Foundation Objective

About The Kids Foundation’s broad purpose is to promote the well-being of humanity. In other words, our objective is to generate maximum social benefit from our financial and human resources. The Board believes that the Foundation creates substantial social benefit through its grants and related philanthropic activities.

The Foundation’s Approach to Social Investing

Organizations may also express their social priorities through their financial investments, through mechanisms including proxy voting, negative screening, positive screening, and mission-related (“double bottom line”) investments. When considering a social investment initiative, the Foundation will assess the expected social benefit relative to the possible investment return forgone and also consider the resources required to develop a policy, assess alternatives, make the investments, and monitor progress and results. The Foundation’s assets are invested by carefully selected outside managers. Most of these managers are given wide discretion relative to the underlying investments they choose. This discretion includes making decisions with respect to economic sectors, geographies, degree of maturity of individual companies, etc. The Foundation is cognizant of the fact that many of these managers selected by the Foundation see the greatest investment promise in companies with enlightened managements that recognize that sustainable practices and sound employment policies are in the best long-term interest of their companies and shareholders. The rising importance that investment managers and company managements each give to these policies is leading to a convergence between the portfolios of social investors and mainstream investors.

Current Social Investing Activity

Among the various avenues trying to generate social return through investing, the Foundation has investigated proxy voting the most fully.
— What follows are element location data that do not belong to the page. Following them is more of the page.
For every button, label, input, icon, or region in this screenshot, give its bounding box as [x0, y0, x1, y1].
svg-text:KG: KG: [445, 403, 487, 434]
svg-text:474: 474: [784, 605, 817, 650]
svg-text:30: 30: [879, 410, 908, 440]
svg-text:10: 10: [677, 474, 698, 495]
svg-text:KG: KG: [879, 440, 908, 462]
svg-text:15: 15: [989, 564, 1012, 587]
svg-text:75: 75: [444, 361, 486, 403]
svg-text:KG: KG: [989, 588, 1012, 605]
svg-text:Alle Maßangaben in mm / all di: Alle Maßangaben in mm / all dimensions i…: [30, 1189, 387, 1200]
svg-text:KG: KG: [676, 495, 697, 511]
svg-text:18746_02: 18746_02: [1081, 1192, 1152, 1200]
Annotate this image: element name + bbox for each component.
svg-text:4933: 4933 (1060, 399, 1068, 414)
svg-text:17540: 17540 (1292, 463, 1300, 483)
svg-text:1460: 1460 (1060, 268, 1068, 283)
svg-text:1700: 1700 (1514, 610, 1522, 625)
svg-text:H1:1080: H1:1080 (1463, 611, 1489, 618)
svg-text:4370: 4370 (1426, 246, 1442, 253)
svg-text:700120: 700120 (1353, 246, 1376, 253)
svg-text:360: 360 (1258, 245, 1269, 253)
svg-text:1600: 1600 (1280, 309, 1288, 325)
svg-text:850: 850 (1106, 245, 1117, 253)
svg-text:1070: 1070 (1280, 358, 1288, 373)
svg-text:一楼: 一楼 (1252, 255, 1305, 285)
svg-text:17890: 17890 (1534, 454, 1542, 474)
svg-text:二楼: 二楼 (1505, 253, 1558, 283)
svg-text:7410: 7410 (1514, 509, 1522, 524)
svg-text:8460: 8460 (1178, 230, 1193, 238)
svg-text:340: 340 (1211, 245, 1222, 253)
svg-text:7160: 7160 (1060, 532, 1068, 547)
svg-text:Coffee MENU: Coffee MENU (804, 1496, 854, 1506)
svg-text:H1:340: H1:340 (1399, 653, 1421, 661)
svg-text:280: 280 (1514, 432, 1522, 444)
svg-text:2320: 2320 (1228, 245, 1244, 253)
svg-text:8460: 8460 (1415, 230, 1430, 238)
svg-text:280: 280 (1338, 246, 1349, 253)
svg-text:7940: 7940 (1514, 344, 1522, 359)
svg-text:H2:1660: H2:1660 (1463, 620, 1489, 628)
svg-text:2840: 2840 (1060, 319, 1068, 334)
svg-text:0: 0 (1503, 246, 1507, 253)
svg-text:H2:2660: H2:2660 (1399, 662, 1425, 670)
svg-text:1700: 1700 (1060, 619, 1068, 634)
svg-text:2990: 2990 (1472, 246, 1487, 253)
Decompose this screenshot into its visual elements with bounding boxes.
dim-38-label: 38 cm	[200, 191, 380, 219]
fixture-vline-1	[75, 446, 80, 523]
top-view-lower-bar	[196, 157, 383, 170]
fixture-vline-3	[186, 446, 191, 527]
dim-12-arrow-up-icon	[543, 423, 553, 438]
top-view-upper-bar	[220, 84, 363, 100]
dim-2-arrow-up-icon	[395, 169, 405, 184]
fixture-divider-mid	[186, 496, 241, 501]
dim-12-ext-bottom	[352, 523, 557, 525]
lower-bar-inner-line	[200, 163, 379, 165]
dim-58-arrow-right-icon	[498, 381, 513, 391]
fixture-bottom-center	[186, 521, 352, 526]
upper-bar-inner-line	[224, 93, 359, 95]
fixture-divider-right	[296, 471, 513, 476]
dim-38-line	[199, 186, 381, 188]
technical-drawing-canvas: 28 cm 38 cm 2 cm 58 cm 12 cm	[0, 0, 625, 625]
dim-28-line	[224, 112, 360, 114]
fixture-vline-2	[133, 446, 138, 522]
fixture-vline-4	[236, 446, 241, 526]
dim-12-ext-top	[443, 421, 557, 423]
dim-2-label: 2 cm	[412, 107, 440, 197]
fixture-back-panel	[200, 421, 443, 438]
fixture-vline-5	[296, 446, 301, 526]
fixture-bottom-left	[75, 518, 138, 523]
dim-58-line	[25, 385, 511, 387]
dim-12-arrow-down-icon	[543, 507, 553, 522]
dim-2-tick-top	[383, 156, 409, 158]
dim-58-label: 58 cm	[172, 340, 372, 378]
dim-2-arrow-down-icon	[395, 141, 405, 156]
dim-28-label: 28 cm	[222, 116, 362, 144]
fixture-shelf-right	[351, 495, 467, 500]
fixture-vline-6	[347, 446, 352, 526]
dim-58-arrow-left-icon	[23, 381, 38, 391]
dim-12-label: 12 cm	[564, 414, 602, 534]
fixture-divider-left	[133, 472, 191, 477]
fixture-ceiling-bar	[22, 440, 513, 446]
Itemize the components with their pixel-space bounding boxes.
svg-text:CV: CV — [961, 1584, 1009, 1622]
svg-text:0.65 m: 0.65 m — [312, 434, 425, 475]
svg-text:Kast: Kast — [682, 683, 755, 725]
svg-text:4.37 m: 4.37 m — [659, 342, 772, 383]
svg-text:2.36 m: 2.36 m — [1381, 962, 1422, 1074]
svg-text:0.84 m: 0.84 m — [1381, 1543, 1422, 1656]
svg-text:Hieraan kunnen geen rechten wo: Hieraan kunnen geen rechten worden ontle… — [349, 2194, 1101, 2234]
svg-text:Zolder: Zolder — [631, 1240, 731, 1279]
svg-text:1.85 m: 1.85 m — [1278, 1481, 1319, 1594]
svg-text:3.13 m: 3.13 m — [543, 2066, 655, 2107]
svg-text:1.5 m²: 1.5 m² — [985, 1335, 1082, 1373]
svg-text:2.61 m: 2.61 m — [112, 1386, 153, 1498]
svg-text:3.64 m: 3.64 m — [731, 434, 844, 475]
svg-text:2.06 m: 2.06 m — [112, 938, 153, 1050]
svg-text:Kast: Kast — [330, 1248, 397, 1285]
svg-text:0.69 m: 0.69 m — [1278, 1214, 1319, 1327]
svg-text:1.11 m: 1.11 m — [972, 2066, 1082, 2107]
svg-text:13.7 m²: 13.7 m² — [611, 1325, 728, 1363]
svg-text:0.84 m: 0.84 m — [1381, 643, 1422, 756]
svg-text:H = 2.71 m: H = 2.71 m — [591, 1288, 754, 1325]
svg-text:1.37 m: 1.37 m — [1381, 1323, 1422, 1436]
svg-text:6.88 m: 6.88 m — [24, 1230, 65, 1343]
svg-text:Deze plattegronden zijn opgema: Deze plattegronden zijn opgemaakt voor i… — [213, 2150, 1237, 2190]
We were attracted to this strategy because it appears to be having an increasing influence on management decisions, is unlikely to degrade investment returns, and can be accomplished (we are hopeful), with minimal administrative burden.

In general, the Foundation is not attracted to either positive or negative screening. Typically, the reasons why a company might be positively or negatively screened are highly subjective and are subject to significant differences of opinion among reasonable observers. In addition, as mentioned above, mainstream and socially driven portfolios are gradually looking increasingly similar.

One exception, where the Foundation does choose to screen, is tobacco. This product, even if used as intended, has deleterious consequences for both individuals and society. Consequently, where the Foundation is able to do so, it excludes from its portfolio the stocks of any companies for which manufacture of tobacco products is a significant contributor to sales or earnings.